3.4. Effect of enzyme concentration
During incubation with P. ochrochloron chitinase at concentrations of 0.25–2.0 mg ml−1, discrepancies in the yield of protoplast formation were observed (data not shown). The initial rate of protoplast formation and the yields of protoplasts from various fungi were increased by the addition of an increasing concentration of the enzyme, but were not improved over 1.0 mg ml−1 which is probably due to high concentrations resulting in the lysis of protoplasts soon after their appearance.

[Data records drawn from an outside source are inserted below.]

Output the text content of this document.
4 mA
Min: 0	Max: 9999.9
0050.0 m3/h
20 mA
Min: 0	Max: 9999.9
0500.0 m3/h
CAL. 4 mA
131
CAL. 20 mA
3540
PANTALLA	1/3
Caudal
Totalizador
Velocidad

Effectiveness of commercial preparations of lytic enzymes in releasing protoplasts from fungi was investigated. Lytic enzyme mixture from T. harzianum and β-glucuronidase from H. pomatia gave good yields of protoplasts from various fungi. Nevertheless, the yield of protoplasts obtained with the P. ochrochloron enzyme when used in combination with the above mentioned commercial enzymes was about 2 times than alone commercial enzymes (Table 1). Enzyme cocktail containing 5 mg ml−1 lysing enzymes from T. harzianum, 0.06 mg ml−1 β-glucuronidase from H. pomatia and 1 mg ml−1 P. ochrochloron chitinase has been used in the present study for generation of protoplasts from various fungi.
Table 1.
Comparison of production of protoplasts using commercial enzyme and in combination with P. ochrochloron chitinase.
| Fungal strain | Lysing enzymes from Trichoderma harzianum + β-glucuronidase from Helix pomatia | Lysing enzymes from Trichoderma harzianum + β-glucuronidase from Helix pomatia + 1 mg ml−1P. ochrochloron chitinase |
|---|---|---|
| Neurospora crassa NCIM 870 | 0.7 × 108 | 2 × 108 |
| Aspergillus sojae NCIM 1198 | 4.3 × 106 | 7.8 × 107 |
| Aspergillus oryzae NCIM 1212 | 3.6 × 106 | 5.2 × 107 |
| Rhizopus oligosporus NCIM 1215 | 0.2 × 105 | 2 × 106 |
| Trichoderma harzianum NCIM 1185 | 8.0 × 105 | 1 × 106 |
Chitin and β-glucan are the major components of fungal cell wall and chitinases and β-1,3glucanase have been known to lyse the fungal cell wall. P. ochrochloron MTCC 517 has been reported earlier for β-1,3glucanase (Jadhav et al., 2006) and chitinase activity (Patil et al., 2013). The addition of chitinase to the lytic enzyme systems is not uncommon and has been shown to be necessary for hydrolysis of the cell walls of many organisms (Skujins et al., 1965; Liu and Zhu, 2000). Bekker et al. (2009) reported that the cocktail consists of lysing enzymes from T. harzianum, chitinase from Streptomyces griseus and β-glucuronidase from H. pomatia for production of protoplasts from Aspergillus niger. Considering the chitinase activity of S. griseus (0.15 U ml−1) used in above enzyme cocktail is significantly lower than P. ochrochloron (61 U ml−1). In this aspect, use of P. ochrochloron chitinase in combination with commercial enzymes would be superior in generation of protoplasts from various fungi.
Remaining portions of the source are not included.